LG Berlin – Az.: 55 S 132/17 – Beschluss vom 05.06.2018

1. Die Berufung des Klägers gegen das am 7.7.2017 verkündete Urteil des Amtsgerichts Spandau – 7 C 24/17 – wird auf seine Kosten zurückgewiesen.

2. Dieses und das angefochtene Urteil sind vorläufig vollstreckbar.

Beschluss

Der Gebührenstreitwert wird für das Berufungsverfahren auf 2.561,54 EUR festgesetzt.

Gründe

I.

Von der Darstellung des Sach- und Streitstandes in tatsächlicher Hinsicht sowie der Anträge der Parteien wird nach Maßgabe der §§ 540 Abs. 2, 313a Abs. 1 Satz 2 ZPO in Verbindung mit § 26 Nr. 8 EGZPO abgesehen.
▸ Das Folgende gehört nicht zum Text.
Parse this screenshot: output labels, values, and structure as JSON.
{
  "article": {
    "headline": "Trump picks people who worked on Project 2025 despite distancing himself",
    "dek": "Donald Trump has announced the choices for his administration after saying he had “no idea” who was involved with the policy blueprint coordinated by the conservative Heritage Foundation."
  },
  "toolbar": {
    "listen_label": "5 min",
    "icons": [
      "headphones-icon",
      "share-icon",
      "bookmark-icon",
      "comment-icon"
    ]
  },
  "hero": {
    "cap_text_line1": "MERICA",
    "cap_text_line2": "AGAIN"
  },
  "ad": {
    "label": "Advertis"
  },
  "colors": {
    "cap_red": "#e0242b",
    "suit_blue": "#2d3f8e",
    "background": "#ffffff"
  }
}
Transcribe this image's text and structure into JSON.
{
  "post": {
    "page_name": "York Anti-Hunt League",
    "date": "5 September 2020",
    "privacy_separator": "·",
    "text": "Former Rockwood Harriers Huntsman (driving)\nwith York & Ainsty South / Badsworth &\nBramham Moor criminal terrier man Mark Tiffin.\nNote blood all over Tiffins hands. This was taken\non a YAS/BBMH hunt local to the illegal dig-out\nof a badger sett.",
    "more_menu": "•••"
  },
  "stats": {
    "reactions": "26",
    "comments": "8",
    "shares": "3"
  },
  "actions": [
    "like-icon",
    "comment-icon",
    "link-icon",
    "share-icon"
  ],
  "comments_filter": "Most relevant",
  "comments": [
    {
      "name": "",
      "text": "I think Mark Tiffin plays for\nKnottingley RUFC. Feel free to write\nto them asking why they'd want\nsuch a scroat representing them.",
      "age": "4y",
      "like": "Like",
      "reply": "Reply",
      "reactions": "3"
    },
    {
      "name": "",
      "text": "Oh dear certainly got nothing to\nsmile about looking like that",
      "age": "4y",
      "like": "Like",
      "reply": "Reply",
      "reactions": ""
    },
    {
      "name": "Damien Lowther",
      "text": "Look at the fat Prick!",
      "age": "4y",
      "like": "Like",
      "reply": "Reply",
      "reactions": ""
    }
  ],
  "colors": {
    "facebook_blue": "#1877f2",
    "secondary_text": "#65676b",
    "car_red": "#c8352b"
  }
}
Da die Kammer die Revision nicht zugelassen hat, ist ein weiteres Rechtsmittel unzweifelhaft nicht gegeben. Der Berufungskläger kann die Nichtzulassung der Revision auch nicht mit der Nichtzulassungsbeschwerde gem. § 544 Abs. 1 ZPO angreifen: Gemäß § 26 Nr. 8 Satz 1 EGZPO, zuletzt geändert durch Gesetz zur Änderung der Insolvenzordnung und zur Änderung des Gesetzes, betreffend die Einführung der Zivilprozessordnung vom 22. Dezember 2016 (BGBl. I S. 3147), ist § 544 ZPO in der Fassung des Gesetzes zur Reform des Zivilprozesses vom 27. Juli 2001 (BGBl. I S. 1887) bis einschließlich 30. Juni 2018 mit der Maßgabe anzuwenden, dass die Beschwerde gegen die Nichtzulassung der Revision durch das Berufungsgericht nur zulässig ist, wenn der Wert der mit der Revision geltend zu machenden Beschwer 20.000 EUR übersteigt. Dies ist vorliegend nicht der Fall.

II.

Die statthafte, form- und fristgerecht eingelegte und auch im Übrigen zulässige Berufung hat keinen Erfolg. Das Amtsgericht hat die Klage zu Recht abgewiesen. Der Kläger kann von den Beklagten keinen Ersatz für die Beseitigung der an dem PKW Peugeot mit dem polizeilichen Kennzeichen […] entstandenen Steinschlagschäden verlangen.

1.

Der Beklagte zu 2) ist nicht in seiner Eigenschaft als Aufsichtspflichtiger nach Maßgabe des § 832 BGB zum Ersatz des entstandenen Schadens verpflichtet. Nach dem Ergebnis der Beweisaufnahme ist die Kammer davon überzeugt, dass der Beklagte zu 2) zum Tatzeitpunkt (18.8.2016, gegen 20:00 Uhr) die ihm gegenüber beiden Kindern obliegende Aufsichtspflichten erfüllt hat.

a)

Nach ständiger Rechtsprechung des BGH – der die Kammer folgt – bestimmt sich das Maß der gebotenen Aufsicht nach Alter, Eigenart und Charakter des Kindes sowie danach, was den Eltern oder Aufsichtspflichtigen in ihren jeweiligen Verhältnissen zugemutet werden kann. Entscheidend ist, was verständige Eltern nach vernünftigen Anforderungen unternehmen müssen, um die Schädigung Dritter durch ihr Kind zu verhindern. Dabei kommt es für die Haftung nach § 832 BGB darauf an, ob der Aufsichtspflicht nach den besonderen Gegebenheiten des konkreten Falles genügt worden ist. Entscheidend ist nicht, ob der Erziehungsberechtigte allgemein seiner Aufsichtspflicht genügt hat; entscheidend ist vielmehr, ob dies im konkreten Fall und in Bezug auf die zur widerrechtlichen Schadenszufügung führenden Umstände geschehen ist (zum Vorstehenden: BGH v. 24.3.2009 – VI ZR 199/08, NJW 2009, 747, Tz. 8 mit weiteren Nachweisen).

b)

Verletzung elterliche Aufsichtspflicht - Schadensersatz
(Symbolfoto: Von Yuganov Konstantin/Shutterstock.com)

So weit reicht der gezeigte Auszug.